My amazing family has been an awesome support to me through the struggles I have been facing, going way beyond the call of duty. We saw a video called "Sick, Fat, and Nearly Dead" A man's journey to getting healthy. Now being overweight was NOT my problem, but having an autoimmune disease, and the meds I am on were a similarity I shared with this man. So, my whole family decided to do something drastic hoping for a change. So together we proceeded to juice for 9 days ending this weekend.   

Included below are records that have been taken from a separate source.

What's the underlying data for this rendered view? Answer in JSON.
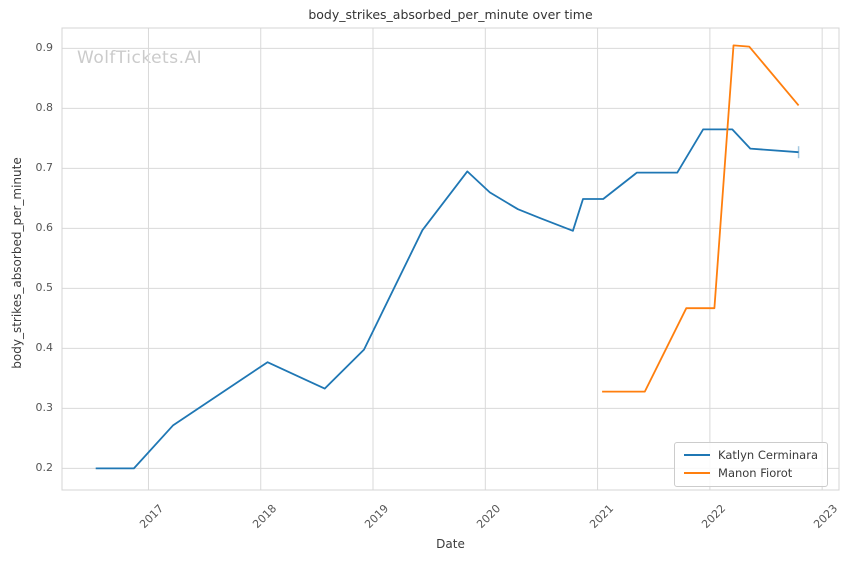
{
  "watermark": "WolfTickets.AI",
  "chart_data": {
    "type": "line",
    "title": "body_strikes_absorbed_per_minute over time",
    "xlabel": "Date",
    "ylabel": "body_strikes_absorbed_per_minute",
    "grid": true,
    "legend_position": "lower right",
    "xlim": [
      2016.23,
      2023.15
    ],
    "ylim": [
      0.164,
      0.934
    ],
    "x_ticks": [
      2017,
      2018,
      2019,
      2020,
      2021,
      2022,
      2023
    ],
    "y_ticks": [
      0.2,
      0.3,
      0.4,
      0.5,
      0.6,
      0.7,
      0.8,
      0.9
    ],
    "colors": {
      "grid": "#d9d9d9",
      "axes_border": "#d4d4d4",
      "title": "#333333",
      "tick_label": "#555555"
    },
    "series": [
      {
        "name": "Katlyn Cerminara",
        "color": "#1f77b4",
        "end_cap": true,
        "points": [
          [
            2016.53,
            0.2
          ],
          [
            2016.87,
            0.2
          ],
          [
            2017.22,
            0.272
          ],
          [
            2018.06,
            0.377
          ],
          [
            2018.57,
            0.333
          ],
          [
            2018.92,
            0.398
          ],
          [
            2019.44,
            0.597
          ],
          [
            2019.84,
            0.695
          ],
          [
            2020.04,
            0.66
          ],
          [
            2020.29,
            0.632
          ],
          [
            2020.49,
            0.617
          ],
          [
            2020.78,
            0.596
          ],
          [
            2020.87,
            0.649
          ],
          [
            2021.05,
            0.649
          ],
          [
            2021.35,
            0.693
          ],
          [
            2021.71,
            0.693
          ],
          [
            2021.94,
            0.765
          ],
          [
            2022.2,
            0.765
          ],
          [
            2022.36,
            0.733
          ],
          [
            2022.79,
            0.727
          ]
        ]
      },
      {
        "name": "Manon Fiorot",
        "color": "#ff7f0e",
        "end_cap": false,
        "points": [
          [
            2021.04,
            0.328
          ],
          [
            2021.42,
            0.328
          ],
          [
            2021.79,
            0.467
          ],
          [
            2022.04,
            0.467
          ],
          [
            2022.21,
            0.905
          ],
          [
            2022.35,
            0.903
          ],
          [
            2022.79,
            0.805
          ]
        ]
      }
    ]
  }
}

While we were juicing we started researching and found a diet that is supposed to help with Lupus. It has changed 100s of lives making it possible for many to lead great lives without the constant pain, and worry that is normally involved with living with Lupus. So, we have decided that since we had already "detoxed" by juicing we would go straight into this. So for now we are simply eating  Fruits and veggies, some beans, and some nuts. NO SALT, NO DAIRY,NO FLOURS, NO SUGARS, and NO MEAT! We are hoping for great results, but we know it will probably take a while to see them. So for now we simply decided that it can't hurt, and it just might help, and we are therefore willing to give it a go! 

Where I am at now: 
Mid-high pain levels on most days
low low energy
unable to walk around for more than 10minutes
Unable to be outside during the day

Medications I am currently on:
20mg prednisone per day
15mg meloxicam per day
400mg plaquenil per day
25mg Methotrexate per week
50 mg Tramadol as needed (usually a few times a week)
8 mg Zophran as needed (at least once a week)

Goal:
I Would like to see the good days outnumber the bad
Be able to play outside with my nephews and nieces without falling apart physically
Walk three miles

Bring the Prednisone down to 5 mg per day
Go off meloxicam
Go off Methotrexate
Go off Tramadol
Go off Zophran

I know, I know... one tall order... but if you are gonna reach, why not reach for the stars? RIGHT?! :-) 

So hopefully from time to time I'll post how things are going, how I am feeling as we go along. Maybe blog some challenges, or successes, pictures of what a "Meal" looks like for us now. :-) This way I can keep track of how things are going and hopefully be able to look back in AMAZEMENT at how FAR I'VE COME! :-) 

Philippians 4:11-13  Not that I speak in regard to need, for I have learned in whatever state I am, to be content: 12 I know how to be abased, and I know how to abound. Everywhere and in all things I have learned both to be full and to be hungry, both to abound and to suffer need. 13 I can do all things through Christ[b] who strengthens me.